According to the Burlington Historic Sites and Structures Survey (1) this two and a half story, three by two bay structure was built in 1860, in the Greek Revival style, gable-front, with a wood frame and brick veneer. It is typical of many domestic vernacular buildings of this era, though has increased significance in this context, as it is one of only two structures from this period remaining on the street.
There is a discrepancy between the 1869 Beers Atlas and 1869 Sanborn maps as to the exact location of the Gibbs building in relation to the neighboring W. Gibbs building, but structures of similar footprints, varying distances apart, appear on both maps. The 1889 and 1894 Sanborn maps match the relative locations of those shown on the 1869 Sanborn map, number 15 Centre Street. The footprint shown on both the 1869 maps, as well as the later maps, is however, clearly different than the footprint on the 1853 Presdee and Edwards map. Assuming this was originally the building Lemeul S. Drew owned, it seems to have been built between 1853 and 1869, based on the maps. It may be the structure on the 1862 map noted as "Nichols," though no Nichols appears at this address in the 1865-66 directory, the first directory available to reference.
The most thoroughly documented owner is Lemeul .S. Drew, manager
at the Van Ness House Hotel. Burlington land records for 1865-66
transfers include one for C. Miller to L.S. Drew, "house
and lot Catlin's Lane" (2), which seems to match the map
evidence. A Charles Miller was the proprietor of the American
Hotel where Gibbs was boarding at the time, so it is likely that
the two knew each other and that this is the C. Miller of the
land record. If so, building may have been built in 1860, but
not originally for Drew as the Sites and Structures Survey notes.
Drew does not appear to have ever lived here himself-in fact he
is not listed in the Burlington 1869-70 city directory at all.
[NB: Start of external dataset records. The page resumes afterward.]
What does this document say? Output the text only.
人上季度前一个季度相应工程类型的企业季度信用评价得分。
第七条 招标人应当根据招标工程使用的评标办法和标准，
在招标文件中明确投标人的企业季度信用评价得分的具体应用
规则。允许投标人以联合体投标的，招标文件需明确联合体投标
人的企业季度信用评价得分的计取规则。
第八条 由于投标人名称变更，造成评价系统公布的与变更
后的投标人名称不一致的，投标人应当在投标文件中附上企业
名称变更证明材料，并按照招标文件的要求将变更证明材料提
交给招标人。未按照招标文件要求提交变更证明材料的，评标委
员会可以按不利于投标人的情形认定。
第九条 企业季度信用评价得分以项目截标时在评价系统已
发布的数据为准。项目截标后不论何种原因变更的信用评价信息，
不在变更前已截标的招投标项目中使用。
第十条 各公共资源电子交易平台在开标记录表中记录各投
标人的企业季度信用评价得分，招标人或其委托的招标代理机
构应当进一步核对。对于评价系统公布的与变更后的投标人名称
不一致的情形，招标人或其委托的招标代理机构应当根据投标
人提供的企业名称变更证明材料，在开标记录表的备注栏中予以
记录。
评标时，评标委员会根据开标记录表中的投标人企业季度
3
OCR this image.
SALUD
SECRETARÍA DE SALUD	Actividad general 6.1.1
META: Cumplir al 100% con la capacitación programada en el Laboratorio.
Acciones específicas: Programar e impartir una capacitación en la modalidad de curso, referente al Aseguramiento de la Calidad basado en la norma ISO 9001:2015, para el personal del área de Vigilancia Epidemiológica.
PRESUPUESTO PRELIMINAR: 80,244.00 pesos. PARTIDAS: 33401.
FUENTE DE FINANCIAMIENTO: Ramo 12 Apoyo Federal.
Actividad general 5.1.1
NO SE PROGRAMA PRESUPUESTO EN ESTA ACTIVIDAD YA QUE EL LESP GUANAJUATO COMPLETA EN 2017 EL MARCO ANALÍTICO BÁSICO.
This is supported by an article in the Burlington Free Press announcing
Mr. Drew's retirement from the hotel business (3). It mentioned
that in 1865 he sold his interest in the American House (the hotel
he owned after the Van Ness House) and moved to his farm on Spear
Street, known as the "Lake View Farm." The same article
also makes reference to his success as a landlord. The Survey
reports that it housed mainly "clerks and various white collar
workers." As it is listed as a dwelling on the 1869, 1889,
and 1894 Sanborn maps, this is a likely scenario, and would have
been appropriate to the character of the area at the time. From
about 1921 on its use shifted from residential to commercial,
with several businesses passing through over the years. Carpenters,
builders, shoe repair and print and photo shops were among the
most common. One long-term occupant was J. Benzion Black, and
at times his wife, Eva R Black, who were sign and poster artists
respectively, remaining there from about 1935 until 1960. During
the 1920s the addition on the north wall was also added to house
the Sikora Shoe Repair shop, which operated there, passing from
father to son, from about 1925 until the 1980s (4). Currently
it is the site of Ken's Golf Shop.
(1) Burlington Historic Sites and Structures Survey, Vermont Division for Historic Preservation, 1977.
(2) Burlington Town/City Records, Land Records, Box 5, 1865-66
land transfers book, pg 20.
(3) "A Pioneer Boniface, L.S. Drew of the Van Ness to Retire April 1" Burlington Free Press, March 26, 1892, page 5, column 4.
(4) Burlington City Directories, various years.